Standing by the table laden with food, Kath took pleasure in watching the families as they laughed and chatted and drank. They were drinking purified water pumped through a pipe connected to the Cistern. Another of her jobs as Chief Constable. Protecting the water supply.
The Cistern. The center of the Neighborhood. The source of life. Water from the Cistern fed the kitchens, the showers, the irrigation hoses, the chillers. Kath frowned, remembering last night’s discovery. Water level in the Cistern shockingly low. Was the aquifer beneath the Cistern running dry? She decided to keep this worry to herself, until she could investigate.
Kath was still secretly fretting about the Cistern and the lack of a gift for Minda when her thoughts were interrupted by Minda tugging on her coveralls. Minda asking about the noise. Kath refocused, listened, grew amazed at sounds not heard since she left the Marines.
She ran to stairs laboriously hand-chiseled into rock. Climbed up and up and up to the thick metal door. Minda tried to follow, but grew tired, so Kath carried her daughter up the last few steps to the broad flagstone landing.
The door’s hinges were crusted with grime accumulated over years of disuse. After a few fierce shoves which made the hinges groan, Kath managed to open the door. She stepped out onto the broad observation platform and stared in awe. The barren plains, hardened and cracked by decades of drought, were being pummeled by torrents sheeting from black roiling clouds. Below, muddy streams rampaged down the gulch.
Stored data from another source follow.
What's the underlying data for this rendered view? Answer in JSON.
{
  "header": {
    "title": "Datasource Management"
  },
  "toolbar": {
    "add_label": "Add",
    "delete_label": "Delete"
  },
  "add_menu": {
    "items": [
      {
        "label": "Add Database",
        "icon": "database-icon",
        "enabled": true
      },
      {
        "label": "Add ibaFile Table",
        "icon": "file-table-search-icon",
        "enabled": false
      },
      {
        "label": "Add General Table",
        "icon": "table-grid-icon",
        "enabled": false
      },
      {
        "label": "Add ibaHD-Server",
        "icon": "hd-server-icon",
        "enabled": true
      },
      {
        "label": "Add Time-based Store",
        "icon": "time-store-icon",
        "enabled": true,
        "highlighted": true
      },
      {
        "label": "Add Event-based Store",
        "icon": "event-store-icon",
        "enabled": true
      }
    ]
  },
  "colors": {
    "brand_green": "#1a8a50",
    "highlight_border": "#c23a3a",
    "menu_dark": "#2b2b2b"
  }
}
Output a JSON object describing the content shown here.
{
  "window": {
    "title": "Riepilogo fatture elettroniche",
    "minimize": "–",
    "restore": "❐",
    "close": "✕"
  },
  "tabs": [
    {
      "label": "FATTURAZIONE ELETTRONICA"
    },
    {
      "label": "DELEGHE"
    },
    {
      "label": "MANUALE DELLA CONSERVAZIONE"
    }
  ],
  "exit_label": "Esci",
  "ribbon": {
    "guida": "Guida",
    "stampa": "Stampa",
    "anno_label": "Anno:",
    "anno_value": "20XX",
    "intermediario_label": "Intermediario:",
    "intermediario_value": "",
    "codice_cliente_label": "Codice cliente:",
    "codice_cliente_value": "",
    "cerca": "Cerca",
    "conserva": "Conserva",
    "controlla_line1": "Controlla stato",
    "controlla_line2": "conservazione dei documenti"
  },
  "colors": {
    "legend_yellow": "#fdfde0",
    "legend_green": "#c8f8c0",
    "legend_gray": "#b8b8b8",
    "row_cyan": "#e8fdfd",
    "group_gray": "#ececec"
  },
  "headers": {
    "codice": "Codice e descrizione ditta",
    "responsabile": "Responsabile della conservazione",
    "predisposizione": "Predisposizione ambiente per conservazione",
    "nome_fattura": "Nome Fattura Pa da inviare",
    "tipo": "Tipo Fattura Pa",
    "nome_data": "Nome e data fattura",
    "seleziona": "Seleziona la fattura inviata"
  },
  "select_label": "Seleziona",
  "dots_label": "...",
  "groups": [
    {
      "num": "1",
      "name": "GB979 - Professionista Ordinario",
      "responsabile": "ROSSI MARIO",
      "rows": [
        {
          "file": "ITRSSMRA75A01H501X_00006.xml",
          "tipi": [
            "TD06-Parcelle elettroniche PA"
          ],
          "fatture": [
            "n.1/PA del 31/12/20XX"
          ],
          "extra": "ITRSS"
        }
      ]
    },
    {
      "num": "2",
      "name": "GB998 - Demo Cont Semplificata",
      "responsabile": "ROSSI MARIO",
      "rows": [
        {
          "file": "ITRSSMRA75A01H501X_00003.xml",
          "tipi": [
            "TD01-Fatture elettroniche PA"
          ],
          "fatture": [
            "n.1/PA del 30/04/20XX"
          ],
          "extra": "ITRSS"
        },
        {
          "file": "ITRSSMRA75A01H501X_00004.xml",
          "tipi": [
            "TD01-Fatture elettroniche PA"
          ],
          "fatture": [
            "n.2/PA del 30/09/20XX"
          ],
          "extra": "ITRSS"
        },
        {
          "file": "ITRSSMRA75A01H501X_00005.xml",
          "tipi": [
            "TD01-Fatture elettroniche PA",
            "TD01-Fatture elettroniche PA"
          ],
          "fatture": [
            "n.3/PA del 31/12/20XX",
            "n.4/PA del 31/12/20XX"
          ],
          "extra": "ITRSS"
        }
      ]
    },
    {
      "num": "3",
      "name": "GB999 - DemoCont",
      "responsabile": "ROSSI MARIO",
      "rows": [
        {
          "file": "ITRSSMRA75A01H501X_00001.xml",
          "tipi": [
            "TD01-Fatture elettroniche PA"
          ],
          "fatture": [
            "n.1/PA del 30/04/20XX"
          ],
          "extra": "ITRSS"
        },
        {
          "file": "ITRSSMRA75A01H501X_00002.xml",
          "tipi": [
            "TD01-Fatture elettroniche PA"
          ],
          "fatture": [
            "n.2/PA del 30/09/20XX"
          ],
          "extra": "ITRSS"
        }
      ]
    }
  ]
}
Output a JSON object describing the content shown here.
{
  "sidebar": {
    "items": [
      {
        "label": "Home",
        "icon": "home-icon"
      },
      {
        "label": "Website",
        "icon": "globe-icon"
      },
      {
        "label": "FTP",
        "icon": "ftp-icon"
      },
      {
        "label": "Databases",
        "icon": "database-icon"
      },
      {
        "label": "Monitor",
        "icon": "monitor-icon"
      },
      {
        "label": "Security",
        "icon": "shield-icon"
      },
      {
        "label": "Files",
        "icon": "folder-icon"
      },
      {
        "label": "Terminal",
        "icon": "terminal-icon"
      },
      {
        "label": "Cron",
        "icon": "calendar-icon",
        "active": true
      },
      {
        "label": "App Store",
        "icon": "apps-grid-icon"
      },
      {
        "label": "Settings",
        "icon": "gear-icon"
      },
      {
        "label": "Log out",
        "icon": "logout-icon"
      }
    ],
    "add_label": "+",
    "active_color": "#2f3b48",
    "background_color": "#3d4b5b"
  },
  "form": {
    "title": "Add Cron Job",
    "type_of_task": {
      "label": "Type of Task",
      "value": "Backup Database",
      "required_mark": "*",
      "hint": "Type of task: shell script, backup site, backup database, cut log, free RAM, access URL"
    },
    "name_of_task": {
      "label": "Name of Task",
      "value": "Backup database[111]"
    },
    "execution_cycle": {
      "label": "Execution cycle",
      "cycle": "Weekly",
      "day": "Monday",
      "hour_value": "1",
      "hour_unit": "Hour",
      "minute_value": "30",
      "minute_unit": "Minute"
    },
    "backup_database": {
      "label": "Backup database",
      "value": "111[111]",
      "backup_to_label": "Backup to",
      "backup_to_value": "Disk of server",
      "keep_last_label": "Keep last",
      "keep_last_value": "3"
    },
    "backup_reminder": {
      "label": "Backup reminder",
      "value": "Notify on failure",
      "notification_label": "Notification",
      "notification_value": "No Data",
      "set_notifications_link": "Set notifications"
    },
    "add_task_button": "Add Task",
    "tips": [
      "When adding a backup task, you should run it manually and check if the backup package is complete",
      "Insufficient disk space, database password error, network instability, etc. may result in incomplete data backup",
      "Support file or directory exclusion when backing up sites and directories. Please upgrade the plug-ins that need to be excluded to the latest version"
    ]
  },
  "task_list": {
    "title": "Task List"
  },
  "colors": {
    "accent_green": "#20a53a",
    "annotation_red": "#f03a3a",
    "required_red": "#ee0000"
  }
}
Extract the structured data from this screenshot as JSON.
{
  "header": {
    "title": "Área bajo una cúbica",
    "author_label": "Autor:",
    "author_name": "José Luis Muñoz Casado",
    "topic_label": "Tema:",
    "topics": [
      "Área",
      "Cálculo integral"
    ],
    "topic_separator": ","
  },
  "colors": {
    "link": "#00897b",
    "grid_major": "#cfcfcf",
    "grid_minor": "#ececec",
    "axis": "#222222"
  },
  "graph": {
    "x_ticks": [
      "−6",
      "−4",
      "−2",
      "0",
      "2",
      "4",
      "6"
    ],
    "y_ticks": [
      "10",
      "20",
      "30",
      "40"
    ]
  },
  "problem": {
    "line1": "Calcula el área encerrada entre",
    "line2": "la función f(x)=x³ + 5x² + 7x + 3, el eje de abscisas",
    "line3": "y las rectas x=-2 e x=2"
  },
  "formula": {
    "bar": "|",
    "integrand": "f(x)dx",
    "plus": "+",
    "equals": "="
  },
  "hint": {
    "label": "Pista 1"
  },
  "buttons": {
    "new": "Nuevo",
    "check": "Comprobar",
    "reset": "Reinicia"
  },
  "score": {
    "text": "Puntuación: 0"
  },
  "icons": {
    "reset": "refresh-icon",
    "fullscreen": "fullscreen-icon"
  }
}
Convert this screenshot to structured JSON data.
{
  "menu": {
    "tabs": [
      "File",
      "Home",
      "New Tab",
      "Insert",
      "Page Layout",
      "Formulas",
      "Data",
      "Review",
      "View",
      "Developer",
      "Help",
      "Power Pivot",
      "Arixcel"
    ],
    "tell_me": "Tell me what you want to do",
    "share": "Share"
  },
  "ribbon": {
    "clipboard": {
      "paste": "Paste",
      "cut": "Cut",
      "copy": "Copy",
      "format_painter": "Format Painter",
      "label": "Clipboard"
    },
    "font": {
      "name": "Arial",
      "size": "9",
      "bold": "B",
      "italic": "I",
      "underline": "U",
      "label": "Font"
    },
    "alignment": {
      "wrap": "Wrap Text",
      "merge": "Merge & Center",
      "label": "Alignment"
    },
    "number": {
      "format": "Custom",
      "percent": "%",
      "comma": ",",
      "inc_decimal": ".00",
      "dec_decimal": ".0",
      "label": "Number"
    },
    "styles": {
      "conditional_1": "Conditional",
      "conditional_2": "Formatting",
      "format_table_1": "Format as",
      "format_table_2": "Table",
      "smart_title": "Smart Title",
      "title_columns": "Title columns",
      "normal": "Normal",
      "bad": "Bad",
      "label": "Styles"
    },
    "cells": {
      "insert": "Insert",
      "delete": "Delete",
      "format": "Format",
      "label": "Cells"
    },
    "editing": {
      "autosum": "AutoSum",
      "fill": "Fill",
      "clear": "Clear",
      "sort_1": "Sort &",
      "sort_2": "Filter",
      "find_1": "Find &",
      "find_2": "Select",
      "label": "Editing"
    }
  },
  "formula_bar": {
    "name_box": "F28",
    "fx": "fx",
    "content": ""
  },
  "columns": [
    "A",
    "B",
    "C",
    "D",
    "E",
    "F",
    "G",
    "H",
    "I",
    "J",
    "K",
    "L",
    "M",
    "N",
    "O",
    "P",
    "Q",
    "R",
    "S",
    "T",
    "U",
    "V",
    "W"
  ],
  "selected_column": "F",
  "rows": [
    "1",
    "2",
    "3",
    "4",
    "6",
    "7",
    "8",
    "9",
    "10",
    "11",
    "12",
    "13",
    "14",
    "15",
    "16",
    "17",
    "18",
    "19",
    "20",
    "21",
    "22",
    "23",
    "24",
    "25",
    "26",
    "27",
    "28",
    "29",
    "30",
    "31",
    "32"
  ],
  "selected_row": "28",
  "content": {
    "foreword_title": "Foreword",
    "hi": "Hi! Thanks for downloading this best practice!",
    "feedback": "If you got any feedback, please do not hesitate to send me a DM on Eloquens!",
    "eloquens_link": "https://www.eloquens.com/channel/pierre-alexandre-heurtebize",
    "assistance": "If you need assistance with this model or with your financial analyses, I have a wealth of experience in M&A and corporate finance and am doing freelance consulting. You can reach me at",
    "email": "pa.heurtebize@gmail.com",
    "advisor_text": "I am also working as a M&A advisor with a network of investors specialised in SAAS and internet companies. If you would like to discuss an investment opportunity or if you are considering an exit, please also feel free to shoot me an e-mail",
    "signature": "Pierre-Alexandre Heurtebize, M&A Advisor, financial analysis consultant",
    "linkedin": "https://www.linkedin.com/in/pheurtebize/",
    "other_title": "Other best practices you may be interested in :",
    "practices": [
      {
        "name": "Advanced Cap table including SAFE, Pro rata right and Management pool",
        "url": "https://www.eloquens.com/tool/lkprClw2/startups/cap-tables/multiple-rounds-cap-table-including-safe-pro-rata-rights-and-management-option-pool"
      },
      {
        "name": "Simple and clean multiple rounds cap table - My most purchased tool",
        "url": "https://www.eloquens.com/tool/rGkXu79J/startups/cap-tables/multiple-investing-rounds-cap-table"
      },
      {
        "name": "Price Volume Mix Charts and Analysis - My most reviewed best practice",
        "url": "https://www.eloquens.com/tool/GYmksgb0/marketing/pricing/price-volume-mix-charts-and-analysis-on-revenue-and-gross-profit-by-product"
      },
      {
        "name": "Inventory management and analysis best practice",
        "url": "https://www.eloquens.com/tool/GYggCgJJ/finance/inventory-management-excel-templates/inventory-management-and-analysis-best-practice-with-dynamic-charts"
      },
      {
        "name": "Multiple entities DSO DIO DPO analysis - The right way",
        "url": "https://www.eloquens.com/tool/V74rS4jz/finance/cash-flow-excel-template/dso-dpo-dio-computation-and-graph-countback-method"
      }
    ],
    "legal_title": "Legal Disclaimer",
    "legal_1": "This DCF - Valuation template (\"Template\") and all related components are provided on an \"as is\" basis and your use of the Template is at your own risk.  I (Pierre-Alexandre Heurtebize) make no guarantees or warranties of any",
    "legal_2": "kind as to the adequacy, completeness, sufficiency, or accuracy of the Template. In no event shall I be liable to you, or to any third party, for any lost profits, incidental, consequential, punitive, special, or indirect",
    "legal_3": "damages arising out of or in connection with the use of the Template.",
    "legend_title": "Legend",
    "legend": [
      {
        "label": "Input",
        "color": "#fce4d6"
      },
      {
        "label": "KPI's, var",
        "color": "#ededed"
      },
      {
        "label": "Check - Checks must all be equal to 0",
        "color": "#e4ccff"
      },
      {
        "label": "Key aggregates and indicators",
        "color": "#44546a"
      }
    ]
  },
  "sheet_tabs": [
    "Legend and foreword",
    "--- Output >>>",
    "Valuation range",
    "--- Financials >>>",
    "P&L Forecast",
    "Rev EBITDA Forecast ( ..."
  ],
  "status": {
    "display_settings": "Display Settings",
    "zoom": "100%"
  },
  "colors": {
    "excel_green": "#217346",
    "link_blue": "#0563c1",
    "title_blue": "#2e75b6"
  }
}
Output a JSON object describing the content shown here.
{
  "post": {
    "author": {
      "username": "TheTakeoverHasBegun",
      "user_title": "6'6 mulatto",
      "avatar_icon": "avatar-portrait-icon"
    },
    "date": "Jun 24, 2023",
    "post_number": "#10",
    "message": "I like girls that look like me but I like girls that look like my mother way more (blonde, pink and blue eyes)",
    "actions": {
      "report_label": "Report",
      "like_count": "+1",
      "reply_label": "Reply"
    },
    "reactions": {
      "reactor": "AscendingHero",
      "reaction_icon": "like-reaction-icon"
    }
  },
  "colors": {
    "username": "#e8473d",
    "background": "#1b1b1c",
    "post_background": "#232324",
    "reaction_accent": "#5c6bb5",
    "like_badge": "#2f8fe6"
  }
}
As rivulets drenched their hair, soaked their clothes, Minda danced and Kath laughed. The little girl whirled, arms spread wide, hands curled into miniature cups.
The climatologists regularly predicted that eventually the world’s oceans and atmosphere would find a new equilibrium and rain-bringing currents would once again flow over the plains. At this moment, Kath didn’t care if this storm signaled a beginning or had formed through some one-off stroke of luck. She only felt gratitude. The Cistern would fill.
Like the pop-up summer storms of her youth, this storm passed quickly. But the passing left another gift for Minda and them all. Minda and Kath gazed at the splendor until the double rainbow faded, and the sky returned to brilliant baking cloudless blue.